Anyway, we’ll need Kneser’s theorem for the case of a general quotient of ${\mathbb{Z}}$. Before we can prove it though, we’re gonna need a few more facts.

2.1. Case of ${|A+B|=|A|}$ in a general additive group

We have an important structural property:

Lemma 4 Let ${A,B}$ be subsets in an additive group ${G}$. Then ${|A+B|=|A|}$ if and only if there exists a subgroup ${H \leq G}$ s.t.

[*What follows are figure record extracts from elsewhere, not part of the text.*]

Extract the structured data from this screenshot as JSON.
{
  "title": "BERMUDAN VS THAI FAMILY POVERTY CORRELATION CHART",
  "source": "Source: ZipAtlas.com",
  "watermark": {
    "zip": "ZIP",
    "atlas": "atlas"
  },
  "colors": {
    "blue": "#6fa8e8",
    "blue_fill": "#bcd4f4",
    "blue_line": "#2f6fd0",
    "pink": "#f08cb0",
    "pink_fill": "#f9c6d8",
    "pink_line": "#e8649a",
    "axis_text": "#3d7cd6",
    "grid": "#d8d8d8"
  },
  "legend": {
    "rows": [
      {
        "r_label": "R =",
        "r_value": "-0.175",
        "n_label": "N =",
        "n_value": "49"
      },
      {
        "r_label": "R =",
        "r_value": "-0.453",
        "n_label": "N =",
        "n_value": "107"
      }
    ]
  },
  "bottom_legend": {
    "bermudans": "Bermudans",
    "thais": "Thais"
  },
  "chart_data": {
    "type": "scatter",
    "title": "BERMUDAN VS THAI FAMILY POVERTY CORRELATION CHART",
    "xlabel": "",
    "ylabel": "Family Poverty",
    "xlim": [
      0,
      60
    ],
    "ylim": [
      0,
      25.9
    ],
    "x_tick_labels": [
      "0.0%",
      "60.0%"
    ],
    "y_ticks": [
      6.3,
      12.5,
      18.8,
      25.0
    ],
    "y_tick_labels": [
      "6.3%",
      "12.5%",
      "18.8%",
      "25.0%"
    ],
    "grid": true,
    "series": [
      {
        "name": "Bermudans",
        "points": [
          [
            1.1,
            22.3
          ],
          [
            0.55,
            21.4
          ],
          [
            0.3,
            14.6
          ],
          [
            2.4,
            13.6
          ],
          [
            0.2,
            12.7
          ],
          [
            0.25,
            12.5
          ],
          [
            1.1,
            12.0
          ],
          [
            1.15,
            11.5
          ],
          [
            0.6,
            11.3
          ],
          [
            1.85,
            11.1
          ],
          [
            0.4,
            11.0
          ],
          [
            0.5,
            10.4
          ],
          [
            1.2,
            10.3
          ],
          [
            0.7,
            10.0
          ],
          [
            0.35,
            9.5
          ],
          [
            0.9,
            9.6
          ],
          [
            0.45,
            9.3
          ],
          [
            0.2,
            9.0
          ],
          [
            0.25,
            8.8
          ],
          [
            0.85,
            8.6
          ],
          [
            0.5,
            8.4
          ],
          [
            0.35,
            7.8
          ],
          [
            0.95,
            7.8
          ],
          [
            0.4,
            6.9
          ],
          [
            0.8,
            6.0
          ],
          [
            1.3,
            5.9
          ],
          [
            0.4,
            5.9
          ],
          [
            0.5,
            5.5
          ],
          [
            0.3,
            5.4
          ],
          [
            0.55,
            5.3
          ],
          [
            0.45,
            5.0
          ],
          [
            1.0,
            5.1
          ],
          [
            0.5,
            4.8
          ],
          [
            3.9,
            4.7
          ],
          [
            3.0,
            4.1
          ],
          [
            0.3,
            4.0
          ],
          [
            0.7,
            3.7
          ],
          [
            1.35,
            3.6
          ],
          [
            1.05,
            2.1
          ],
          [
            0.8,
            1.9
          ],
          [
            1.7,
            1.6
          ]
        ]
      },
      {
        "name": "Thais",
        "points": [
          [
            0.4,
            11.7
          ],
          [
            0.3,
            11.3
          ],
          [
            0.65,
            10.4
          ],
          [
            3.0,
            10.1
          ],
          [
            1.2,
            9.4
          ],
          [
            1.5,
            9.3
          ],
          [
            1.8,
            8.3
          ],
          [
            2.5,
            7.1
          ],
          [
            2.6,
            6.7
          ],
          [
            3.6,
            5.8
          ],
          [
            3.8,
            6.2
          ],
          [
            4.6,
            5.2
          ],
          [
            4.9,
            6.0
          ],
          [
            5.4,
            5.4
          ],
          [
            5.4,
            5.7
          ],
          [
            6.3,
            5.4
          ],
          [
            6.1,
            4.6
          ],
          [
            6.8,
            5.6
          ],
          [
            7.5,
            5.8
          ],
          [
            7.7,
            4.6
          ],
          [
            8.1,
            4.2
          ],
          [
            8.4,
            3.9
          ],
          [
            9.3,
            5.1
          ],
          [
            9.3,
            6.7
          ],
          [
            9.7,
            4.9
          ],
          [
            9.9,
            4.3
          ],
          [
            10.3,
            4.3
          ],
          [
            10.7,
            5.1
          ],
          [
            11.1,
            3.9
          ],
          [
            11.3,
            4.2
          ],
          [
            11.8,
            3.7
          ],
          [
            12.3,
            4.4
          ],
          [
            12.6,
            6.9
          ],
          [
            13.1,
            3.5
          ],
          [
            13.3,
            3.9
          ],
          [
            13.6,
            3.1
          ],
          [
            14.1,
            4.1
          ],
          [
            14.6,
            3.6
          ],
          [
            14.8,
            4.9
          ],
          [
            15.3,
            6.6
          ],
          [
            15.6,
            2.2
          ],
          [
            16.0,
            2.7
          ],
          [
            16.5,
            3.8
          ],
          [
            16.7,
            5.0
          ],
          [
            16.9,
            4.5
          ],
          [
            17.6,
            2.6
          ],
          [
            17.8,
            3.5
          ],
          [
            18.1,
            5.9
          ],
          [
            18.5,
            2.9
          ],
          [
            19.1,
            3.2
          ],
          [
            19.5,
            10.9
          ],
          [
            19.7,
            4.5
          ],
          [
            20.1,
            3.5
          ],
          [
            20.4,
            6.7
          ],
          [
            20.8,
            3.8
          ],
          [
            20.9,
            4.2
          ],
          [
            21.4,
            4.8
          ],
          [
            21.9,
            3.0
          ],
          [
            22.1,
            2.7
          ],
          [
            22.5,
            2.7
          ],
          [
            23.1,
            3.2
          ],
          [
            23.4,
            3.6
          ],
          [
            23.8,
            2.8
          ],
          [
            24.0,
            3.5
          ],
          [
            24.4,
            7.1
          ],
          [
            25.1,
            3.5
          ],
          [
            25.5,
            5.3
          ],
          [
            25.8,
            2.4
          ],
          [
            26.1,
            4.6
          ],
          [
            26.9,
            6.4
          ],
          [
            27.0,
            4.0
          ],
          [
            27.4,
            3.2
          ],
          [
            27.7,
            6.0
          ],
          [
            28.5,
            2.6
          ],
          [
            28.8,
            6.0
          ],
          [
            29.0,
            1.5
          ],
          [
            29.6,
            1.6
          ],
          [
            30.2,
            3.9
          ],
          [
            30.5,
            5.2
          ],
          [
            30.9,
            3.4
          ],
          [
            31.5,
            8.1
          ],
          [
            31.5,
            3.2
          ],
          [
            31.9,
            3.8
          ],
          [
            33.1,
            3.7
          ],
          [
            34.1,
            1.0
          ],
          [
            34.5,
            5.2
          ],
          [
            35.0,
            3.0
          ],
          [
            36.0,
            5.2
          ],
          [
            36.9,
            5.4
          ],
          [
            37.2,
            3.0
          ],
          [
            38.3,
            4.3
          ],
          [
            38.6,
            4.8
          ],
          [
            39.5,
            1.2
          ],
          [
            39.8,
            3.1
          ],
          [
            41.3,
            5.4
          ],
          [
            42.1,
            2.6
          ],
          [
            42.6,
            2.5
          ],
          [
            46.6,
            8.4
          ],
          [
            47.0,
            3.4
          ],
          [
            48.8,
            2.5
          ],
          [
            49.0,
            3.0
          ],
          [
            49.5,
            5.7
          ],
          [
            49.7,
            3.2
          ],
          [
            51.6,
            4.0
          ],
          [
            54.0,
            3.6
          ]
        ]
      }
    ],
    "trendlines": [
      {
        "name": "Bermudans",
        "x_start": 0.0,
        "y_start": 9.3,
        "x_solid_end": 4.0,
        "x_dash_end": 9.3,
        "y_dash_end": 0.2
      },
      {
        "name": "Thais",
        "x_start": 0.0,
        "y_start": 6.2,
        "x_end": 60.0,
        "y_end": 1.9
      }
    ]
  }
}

• ${B}$ is contained in a coset of ${H}$: ${\exists \tilde{g} \in G}$ s.t. ${ B \subseteq \tilde{g}+H}$;
• ${A}$ is a union of cosets of ${H}$: ${\exists F \subseteq G }$ s.t. ${A = \bigcup_{g \in F}{(g + H)}}$.

Proof: Assume ${|A+B|=|A|}$. We can translate ${B}$ so that it contains ${0}$, and therefore ${A+B\supseteq A}$, but then the hypothesis forces ${A+B = A}$. Therefore ${B \subseteq \mathrm{Sym}_G (A)}$, and we’ll choose ${H = \mathrm{Sym}_G (A)}$. Notice we have translated ${B}$ at the beginning, so our original ${B}$ is actually contained in a translation of ${H}$, i.e. a coset. The fact that ${A}$ is a union of cosets of ${H}$ is immediate from the fact that ${H}$ is the group of symmetries of ${A}$ itself.

As for the other implication, it’s evident that ${A+B}$ is a translation of ${A}$ and thus has the same cardinality. $\Box$

Remark 3 From the second characterization it follows that ${|A+B-B|=|A|}$, and in general that ${|A+nB-mB|=|A|}$, which is equivalent to ${|A+B|=|A|}$. Here ${nB= B + \ldots + B}$, where the Minkowski sum has ${n}$ terms.

2.2. ${e}$-transforms

The following device will prove very useful in the proof of Kneser’s theorem.

Definition 5 Let ${A,B}$ be subsets of an additive group ${G}$. Choose ${e \in A-B}$. Then the ${e}$-transform of ${(A,B)}$ is the pair ${(A_e, B_e)}$ defined by

$\displaystyle A_e := A \cup (B+e),$

$\displaystyle B_e := B \cap (A-e).$

This definition seems pretty arbitrary but I hope I can clarify it a little bit. First of all notice that we can write ${A_e = A \cup ((B+e)\backslash A)}$ and ${B_e = B \backslash (B \backslash (A-e))}$, and now notice that ${(B+e)\backslash A}$ is the set of all ${b+e}$ with ${b\in B}$ s.t.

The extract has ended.